Reduksi manual (milking) dan reseksi usus
Pasien dengan keadaan tidak stabil, didapatkan peningkatan suhu, angka lekosit, mengalami gejala berkepanjangan atau ditemukan sudah lanjut yang ditandai dengan distensi abdomen, feces berdarah, gangguan sistema usus yang berat sampai timbul shock atau peritonitis, pasien segera dipersiapkan untuk suatu operasi. Laparotomi dengan incisi transversal interspina merupakan standar yang diterapkan di RS. Dr. Sardjito. 

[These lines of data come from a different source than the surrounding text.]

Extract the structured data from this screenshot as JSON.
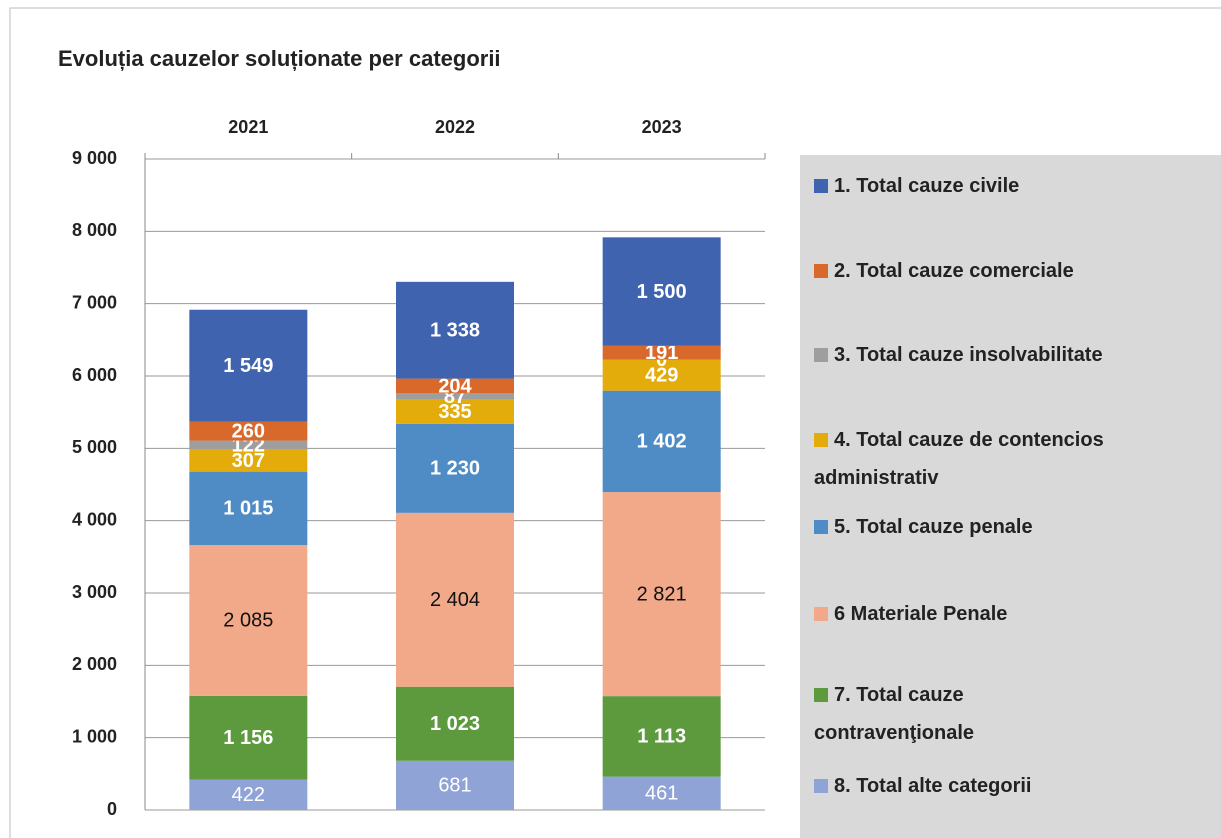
{
  "chart_data": {
    "type": "stacked_bar",
    "title": "Evoluția cauzelor soluționate per categorii",
    "categories": [
      "2021",
      "2022",
      "2023"
    ],
    "series": [
      {
        "name": "1. Total cauze civile",
        "color": "#3f63ae",
        "values": [
          1549,
          1338,
          1500
        ],
        "value_labels": [
          "1 549",
          "1 338",
          "1 500"
        ]
      },
      {
        "name": "2. Total cauze comerciale",
        "color": "#d9692b",
        "values": [
          260,
          204,
          191
        ]
      },
      {
        "name": "3. Total cauze insolvabilitate",
        "color": "#9e9e9e",
        "values": [
          122,
          87,
          0
        ]
      },
      {
        "name": "4. Total cauze de contencios administrativ",
        "color": "#e3ac0a",
        "values": [
          307,
          335,
          429
        ]
      },
      {
        "name": "5. Total cauze penale",
        "color": "#4f8bc4",
        "values": [
          1015,
          1230,
          1402
        ],
        "value_labels": [
          "1 015",
          "1 230",
          "1 402"
        ]
      },
      {
        "name": "6 Materiale Penale",
        "color": "#f1a98a",
        "values": [
          2085,
          2404,
          2821
        ],
        "value_labels": [
          "2 085",
          "2 404",
          "2 821"
        ]
      },
      {
        "name": "7. Total cauze contravenţionale",
        "color": "#5d9a3d",
        "values": [
          1156,
          1023,
          1113
        ],
        "value_labels": [
          "1 156",
          "1 023",
          "1 113"
        ]
      },
      {
        "name": "8. Total alte categorii",
        "color": "#8fa3d6",
        "values": [
          422,
          681,
          461
        ]
      }
    ],
    "ylim": [
      0,
      9000
    ],
    "yticks": [
      0,
      {
        "value": 1000,
        "label": "1 000"
      },
      {
        "value": 2000,
        "label": "2 000"
      },
      {
        "value": 3000,
        "label": "3 000"
      },
      {
        "value": 4000,
        "label": "4 000"
      },
      {
        "value": 5000,
        "label": "5 000"
      },
      {
        "value": 6000,
        "label": "6 000"
      },
      {
        "value": 7000,
        "label": "7 000"
      },
      {
        "value": 8000,
        "label": "8 000"
      },
      {
        "value": 9000,
        "label": "9 000"
      }
    ],
    "grid": true,
    "legend": "right"
  }
}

Tindakan selama operasi tergantung kepada penemuan keadaan usus, reposisi manual dengan milking harus dilakukan dengan halus dan sabar, juga bergantung kepada ketrampilan dan pengalaman operator. Reseksi usus dilakukan apabila pada kasus yang tidak berhasil direduksi dengan cara manual, bila viabilitas usus diragukan atau ditemukan kelainan patologis sebagai penyebab invaginasi. Setelah usus direseksi dilakukan anastomose “end to end” apabila hal ini memungkinkan, bila tidak mungkin maka dilakukan exteriorisasi atau enterostomi.